Dalla scelta del colore delle camerette, non più solo azzurre o rosa, all’abbigliamento, non più necessariamente maschile o femminile, la filosofia gender-free inneggia alla libertà di esprimere il proprio Io senza lasciarsi condizionare dai caratteri sessuali primari o secondari di nascita.

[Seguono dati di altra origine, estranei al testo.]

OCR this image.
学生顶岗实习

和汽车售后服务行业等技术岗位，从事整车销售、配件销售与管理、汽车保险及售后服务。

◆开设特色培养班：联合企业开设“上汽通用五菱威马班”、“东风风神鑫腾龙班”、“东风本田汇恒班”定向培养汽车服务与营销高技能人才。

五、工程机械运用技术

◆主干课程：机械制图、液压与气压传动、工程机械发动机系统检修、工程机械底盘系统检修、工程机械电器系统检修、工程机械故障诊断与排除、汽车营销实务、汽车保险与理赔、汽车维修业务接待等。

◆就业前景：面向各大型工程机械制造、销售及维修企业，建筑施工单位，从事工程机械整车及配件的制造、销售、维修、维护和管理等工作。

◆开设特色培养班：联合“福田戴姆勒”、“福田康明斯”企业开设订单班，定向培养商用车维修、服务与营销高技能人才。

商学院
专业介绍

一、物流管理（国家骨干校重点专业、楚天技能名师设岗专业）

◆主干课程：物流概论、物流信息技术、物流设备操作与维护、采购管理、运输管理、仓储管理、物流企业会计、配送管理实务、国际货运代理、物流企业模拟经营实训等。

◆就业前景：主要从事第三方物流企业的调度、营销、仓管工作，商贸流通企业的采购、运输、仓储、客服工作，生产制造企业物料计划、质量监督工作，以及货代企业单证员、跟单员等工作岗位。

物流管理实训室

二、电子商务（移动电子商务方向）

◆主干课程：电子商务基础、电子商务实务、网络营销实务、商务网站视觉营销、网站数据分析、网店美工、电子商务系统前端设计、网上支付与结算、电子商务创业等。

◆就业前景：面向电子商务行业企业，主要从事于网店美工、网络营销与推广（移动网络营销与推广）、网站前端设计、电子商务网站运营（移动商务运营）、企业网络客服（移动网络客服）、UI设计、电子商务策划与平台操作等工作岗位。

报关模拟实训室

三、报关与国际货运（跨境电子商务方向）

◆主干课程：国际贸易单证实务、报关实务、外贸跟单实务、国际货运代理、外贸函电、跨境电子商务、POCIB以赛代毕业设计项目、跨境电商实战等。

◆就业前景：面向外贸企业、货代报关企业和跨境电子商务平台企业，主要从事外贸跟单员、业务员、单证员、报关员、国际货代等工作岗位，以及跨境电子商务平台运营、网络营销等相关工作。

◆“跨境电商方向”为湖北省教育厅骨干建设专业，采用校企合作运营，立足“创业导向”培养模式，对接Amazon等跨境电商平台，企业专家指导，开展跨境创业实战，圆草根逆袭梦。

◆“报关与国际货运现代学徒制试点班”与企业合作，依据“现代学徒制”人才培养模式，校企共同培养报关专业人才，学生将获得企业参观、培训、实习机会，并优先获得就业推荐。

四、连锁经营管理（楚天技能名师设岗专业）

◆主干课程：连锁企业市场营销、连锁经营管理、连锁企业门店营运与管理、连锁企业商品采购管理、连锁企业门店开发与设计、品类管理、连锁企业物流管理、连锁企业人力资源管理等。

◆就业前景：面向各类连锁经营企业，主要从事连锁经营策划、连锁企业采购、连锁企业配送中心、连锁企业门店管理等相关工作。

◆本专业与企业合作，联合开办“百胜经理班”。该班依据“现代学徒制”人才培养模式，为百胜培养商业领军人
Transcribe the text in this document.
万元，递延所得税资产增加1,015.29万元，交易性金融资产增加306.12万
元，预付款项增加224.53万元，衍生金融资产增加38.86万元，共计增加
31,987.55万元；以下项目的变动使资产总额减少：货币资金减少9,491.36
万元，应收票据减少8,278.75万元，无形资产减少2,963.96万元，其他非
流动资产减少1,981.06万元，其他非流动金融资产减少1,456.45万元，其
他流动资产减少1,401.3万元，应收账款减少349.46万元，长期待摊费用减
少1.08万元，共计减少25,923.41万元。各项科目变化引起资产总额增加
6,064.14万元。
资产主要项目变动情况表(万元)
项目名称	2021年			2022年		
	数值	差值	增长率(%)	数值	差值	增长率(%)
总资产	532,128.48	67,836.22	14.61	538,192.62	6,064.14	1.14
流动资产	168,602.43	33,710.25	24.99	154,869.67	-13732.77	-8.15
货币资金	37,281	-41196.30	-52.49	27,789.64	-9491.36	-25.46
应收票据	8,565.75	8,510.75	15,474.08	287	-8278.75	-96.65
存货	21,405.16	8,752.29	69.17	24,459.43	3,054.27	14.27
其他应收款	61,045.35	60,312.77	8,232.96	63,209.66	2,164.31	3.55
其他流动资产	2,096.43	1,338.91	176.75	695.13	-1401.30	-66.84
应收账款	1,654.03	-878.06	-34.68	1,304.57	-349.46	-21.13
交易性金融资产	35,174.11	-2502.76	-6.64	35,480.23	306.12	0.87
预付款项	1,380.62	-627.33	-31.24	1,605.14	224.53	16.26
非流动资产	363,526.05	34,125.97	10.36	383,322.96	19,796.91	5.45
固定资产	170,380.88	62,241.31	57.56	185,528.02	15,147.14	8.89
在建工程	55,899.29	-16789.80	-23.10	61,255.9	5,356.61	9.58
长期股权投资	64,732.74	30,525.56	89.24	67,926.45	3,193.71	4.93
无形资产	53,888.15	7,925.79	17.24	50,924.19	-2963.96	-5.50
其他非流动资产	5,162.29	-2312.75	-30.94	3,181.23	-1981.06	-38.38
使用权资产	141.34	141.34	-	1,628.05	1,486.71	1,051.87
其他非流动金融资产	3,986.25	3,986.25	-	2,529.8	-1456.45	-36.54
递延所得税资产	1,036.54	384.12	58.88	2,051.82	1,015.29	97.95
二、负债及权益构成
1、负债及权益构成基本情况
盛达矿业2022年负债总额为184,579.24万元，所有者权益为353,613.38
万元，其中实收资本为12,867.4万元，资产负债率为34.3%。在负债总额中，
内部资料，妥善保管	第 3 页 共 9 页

Gender-free, i caratteri sessuali non si allacciano all’interiorità.
Che si tratti di genitali, di barba o seno, l’ideologia gender-free non considera questi elementi necessariamente identificanti della psicologia dell’individuo. “Si identifica un genere non binario – chiarisce la LGBT Foundation nella sua pagina web ufficiale – quando si va oltre le categorie “uomo” e “donna”, ci si sposta all’interno di esse oppure non si ha un vero e proprio genere, per un certo periodo di tempo o in maniera permanente”. Il gender-free ritiene la scelta esclusiva tra l’essere “maschio o femmina” un mero costrutto della società, un insieme di regole ad uso e consumo di un sistema di valori oramai obsoleto, morente, soffocato da quella che Zygmunt Bauman avrebbe definito una “Modernità liquida”. Una modernità in cui il corpo non rappresenta necessariamente l’Io, e l’Io stesso non è costretto ad identificarsi con il corpo.
Il primo caso mediatico a Hollywood, avanguardia delle nuove correnti
Che Hollywood sia la terra madre delle tendenze più bizzarre è ben noto, tuttavia, tra Oscar e Golden Globe, spicca anche qualche battaglia ideologica di un certo spessore. È il caso di Shiloh Pitt, erede dell’impero Bradangelina, che ancora prima di nascere veniva già indicata dalla stampa internazionale come l’incarnazione della perfezione fisica. Del resto, con un patrimonio genetico come quello di Brad Pitt e Angelina Jolie, non avrebbe potuto essere altrimenti. E se tutti la dipingevano come un angelo dai lunghi capelli biondi, quando non era ancora che un puntino in un’ecografia, Shiloh ha stupito tutti facendosi apripista di quel fenomeno gender-free che da lì a poco sarebbe stato sulla bocca di tutti.
Oltre a farsi chiamare John, secondo mamma Jolie la sua – o il suo – John-Shiloh “si veste come le persone del posto, le piacciono le tute, le piacciono i completi, le piace vestirsi da ragazzo, vuole essere un ragazzo, quindi abbiamo dovuto tagliarle i capelli, le piace indossare tutto ciò che è da bambino, pensa di essere come i suoi fratelli maschi”. Lo ha raccontato l’attrice nel 2010 a Vanity Fair, ribadendo il concetto anche all’Indipendent, che si riferisce a John-Shiloh utilizzando il pronome personale neutro “it”. Quella gender-free, insomma, è una questione anche linguistica, molto più complessa e articolata della semplice scelta del colore delle pareti.
Spazi gender-free. Utopia o realtà?
Addio alla scelta tra azzurro e rosa, tra mini-camion e baby-forni, tra tuta da ginnastica e scarpette di vernice. Gli spazi gender-free hanno colori neutri, come il verde o il giallo insieme giocattoli che non rispecchiano la sessualità di chi li usa – la Toys R, colosso online nel settore dei giocattoli per bambini, si era già attrezzato nel 2015 con balocchi neutrali, al grido di “Let Toys be Toys”. E la moda si adegua, proponendo capi che potrebbero essere stati rubati dall’armadio di Lui o di Lei. I bagni degli spazi pubblici, in particolare, potrebbero eliminare le ben note forme stilizzate con e senza gonna, lasciando spazio ad una più generica figura antropomorfa.